We’re watching Masters of the Air for the plot. And by “the plot”, we mean the sweeping, cinematic scenes of Austin Butler and co. brooding in the barracks or dodging flak in the skies in an endless stream of jaw-dropping shearling jackets. If you took a shot every time a character popped up swathed in sheepskin, you’d be royally pissed by the end of each episode—and really want a leather bomber of your own.
Apple TV+’s World War II series is a sprawling, painstaking period piece following the based-on-real-life 100th Bomb Group of the US Air Force, a ragtag group eventually nicknamed the “Bloody Hundredth” for its acts of aerial derring-do above enemy territory, and the gruesome toll its members incurred in the process.
When Butler’s Major Gale Cleven or Barry Keoghan’s Lieutenant Curtis Biddick gear up to fly 25,000 feet above Nazi Germany, their best protection against frostbite comes in the form of their shearling-lined jackets, which costume designer Colleen Atwood ordered by the hundreds from Eastman Leathers, a UK-based repro brand that also outfitted cast members in George Clooney’s 2019 reimagining of Catch-22.
Aviator jackets as we know them were introduced around the tail-end of World War I to help fighter pilots stay warm in open-air planes. The A-1 flight jacket, their earliest iteration, was characterized by its cropped silhouette, knit cuffs, button closure, and sheepskin lining; at the time, it was about as cozy as a jacket could get.
By the onset of World War II, pilots were no longer flying en plein air, but their aircrafts could reach previously unfathomable heights. They needed warmer jackets. Enter the B-3, the scene-stealing jacket that appears so often in Masters of the Air it deserves an IMDb page of its own. The latest, greatest aviator jacket of the era kept the shearling lining and cropped silhouette, but ditched the buttons for a zipper—and added a set of straps for an oxygen mask.
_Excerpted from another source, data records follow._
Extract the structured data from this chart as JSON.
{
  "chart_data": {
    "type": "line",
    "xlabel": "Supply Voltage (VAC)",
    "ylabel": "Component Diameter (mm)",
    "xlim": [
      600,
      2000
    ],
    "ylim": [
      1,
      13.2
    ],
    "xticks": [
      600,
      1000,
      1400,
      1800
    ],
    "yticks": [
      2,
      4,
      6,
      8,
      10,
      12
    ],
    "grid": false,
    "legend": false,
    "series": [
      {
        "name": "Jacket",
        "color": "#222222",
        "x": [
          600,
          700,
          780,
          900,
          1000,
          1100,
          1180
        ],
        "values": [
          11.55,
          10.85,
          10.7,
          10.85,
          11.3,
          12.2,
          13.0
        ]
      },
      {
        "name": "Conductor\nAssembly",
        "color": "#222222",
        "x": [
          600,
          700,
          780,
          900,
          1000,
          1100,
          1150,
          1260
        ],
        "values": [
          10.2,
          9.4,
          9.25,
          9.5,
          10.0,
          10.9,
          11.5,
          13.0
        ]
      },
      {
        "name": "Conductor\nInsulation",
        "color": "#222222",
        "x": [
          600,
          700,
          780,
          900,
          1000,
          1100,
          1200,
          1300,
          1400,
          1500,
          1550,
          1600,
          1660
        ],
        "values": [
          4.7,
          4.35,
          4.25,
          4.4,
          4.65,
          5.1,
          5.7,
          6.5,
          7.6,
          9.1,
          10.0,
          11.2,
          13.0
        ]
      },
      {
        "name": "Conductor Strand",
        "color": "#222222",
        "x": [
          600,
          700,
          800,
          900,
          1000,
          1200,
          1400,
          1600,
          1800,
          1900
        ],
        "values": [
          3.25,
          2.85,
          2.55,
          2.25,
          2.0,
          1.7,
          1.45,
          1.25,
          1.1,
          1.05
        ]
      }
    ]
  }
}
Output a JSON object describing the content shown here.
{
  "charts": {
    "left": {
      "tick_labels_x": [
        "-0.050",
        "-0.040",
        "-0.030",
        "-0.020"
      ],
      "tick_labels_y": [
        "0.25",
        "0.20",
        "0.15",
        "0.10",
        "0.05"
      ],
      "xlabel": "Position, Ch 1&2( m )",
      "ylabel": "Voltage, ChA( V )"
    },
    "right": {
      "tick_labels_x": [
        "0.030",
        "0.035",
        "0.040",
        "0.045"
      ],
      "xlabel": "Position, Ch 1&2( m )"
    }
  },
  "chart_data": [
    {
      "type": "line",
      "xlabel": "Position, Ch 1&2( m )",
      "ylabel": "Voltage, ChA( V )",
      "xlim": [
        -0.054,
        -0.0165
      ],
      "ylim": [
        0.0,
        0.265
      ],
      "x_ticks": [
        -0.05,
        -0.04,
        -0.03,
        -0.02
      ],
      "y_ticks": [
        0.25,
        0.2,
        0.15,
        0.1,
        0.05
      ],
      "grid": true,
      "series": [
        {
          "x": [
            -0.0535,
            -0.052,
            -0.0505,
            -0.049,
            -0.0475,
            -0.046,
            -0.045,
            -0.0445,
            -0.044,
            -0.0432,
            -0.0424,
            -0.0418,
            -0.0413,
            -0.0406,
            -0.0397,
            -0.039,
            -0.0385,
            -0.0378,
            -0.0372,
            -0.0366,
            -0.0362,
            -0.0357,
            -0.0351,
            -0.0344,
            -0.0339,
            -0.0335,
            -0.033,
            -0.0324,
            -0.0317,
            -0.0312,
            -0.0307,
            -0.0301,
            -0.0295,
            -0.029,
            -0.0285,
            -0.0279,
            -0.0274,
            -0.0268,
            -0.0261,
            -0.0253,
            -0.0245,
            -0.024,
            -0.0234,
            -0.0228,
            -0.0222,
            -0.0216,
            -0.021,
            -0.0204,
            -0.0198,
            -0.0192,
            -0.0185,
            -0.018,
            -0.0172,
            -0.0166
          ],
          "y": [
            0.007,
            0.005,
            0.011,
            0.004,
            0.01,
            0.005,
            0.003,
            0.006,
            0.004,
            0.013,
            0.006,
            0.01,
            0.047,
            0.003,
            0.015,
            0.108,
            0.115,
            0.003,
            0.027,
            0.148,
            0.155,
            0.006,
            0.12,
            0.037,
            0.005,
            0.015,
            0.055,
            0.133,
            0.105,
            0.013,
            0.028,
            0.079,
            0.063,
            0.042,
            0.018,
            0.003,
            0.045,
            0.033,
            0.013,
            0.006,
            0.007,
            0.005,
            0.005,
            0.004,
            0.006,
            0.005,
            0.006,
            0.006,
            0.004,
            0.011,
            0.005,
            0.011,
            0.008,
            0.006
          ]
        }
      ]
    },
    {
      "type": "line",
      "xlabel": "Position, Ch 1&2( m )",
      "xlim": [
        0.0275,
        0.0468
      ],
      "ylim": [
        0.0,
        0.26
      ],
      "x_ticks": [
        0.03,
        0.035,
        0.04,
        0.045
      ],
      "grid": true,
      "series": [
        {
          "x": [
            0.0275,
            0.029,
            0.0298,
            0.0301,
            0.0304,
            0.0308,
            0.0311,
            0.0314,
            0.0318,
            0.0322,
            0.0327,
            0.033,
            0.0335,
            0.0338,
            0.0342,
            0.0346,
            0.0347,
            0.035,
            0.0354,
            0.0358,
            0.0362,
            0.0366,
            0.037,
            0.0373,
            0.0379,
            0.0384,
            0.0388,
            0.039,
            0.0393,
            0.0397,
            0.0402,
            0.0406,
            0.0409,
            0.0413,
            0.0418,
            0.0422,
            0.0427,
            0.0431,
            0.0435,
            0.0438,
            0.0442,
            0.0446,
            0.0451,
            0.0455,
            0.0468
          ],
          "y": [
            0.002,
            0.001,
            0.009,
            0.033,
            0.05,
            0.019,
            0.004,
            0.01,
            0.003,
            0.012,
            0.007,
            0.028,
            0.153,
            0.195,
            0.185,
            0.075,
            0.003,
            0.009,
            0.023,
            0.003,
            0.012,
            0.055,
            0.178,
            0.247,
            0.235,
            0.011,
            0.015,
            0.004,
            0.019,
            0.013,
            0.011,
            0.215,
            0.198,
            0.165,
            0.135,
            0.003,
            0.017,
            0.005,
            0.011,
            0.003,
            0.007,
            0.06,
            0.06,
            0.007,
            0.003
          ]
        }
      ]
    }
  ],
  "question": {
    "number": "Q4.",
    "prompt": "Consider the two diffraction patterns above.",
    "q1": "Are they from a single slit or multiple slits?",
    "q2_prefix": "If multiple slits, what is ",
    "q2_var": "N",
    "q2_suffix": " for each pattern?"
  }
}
These days, riffs on the B-3 are available by the dozen, courtesy of big-name luxury brands and heritage outerwear specialists alike. The one through line? All that shearling means they’ll cost you a pretty penny—and they’re still worth every damn cent. They might not save your extremities on a perilous mission over enemy territory, but hey, if you need to amble to the deli for a BEC during a snowstorm, they’ll help you look Bane-level badass doing it. The Military Industrial Complex is nefarious and far-reaching, but sometimes it inspires a product actually worthy of your tax dollars.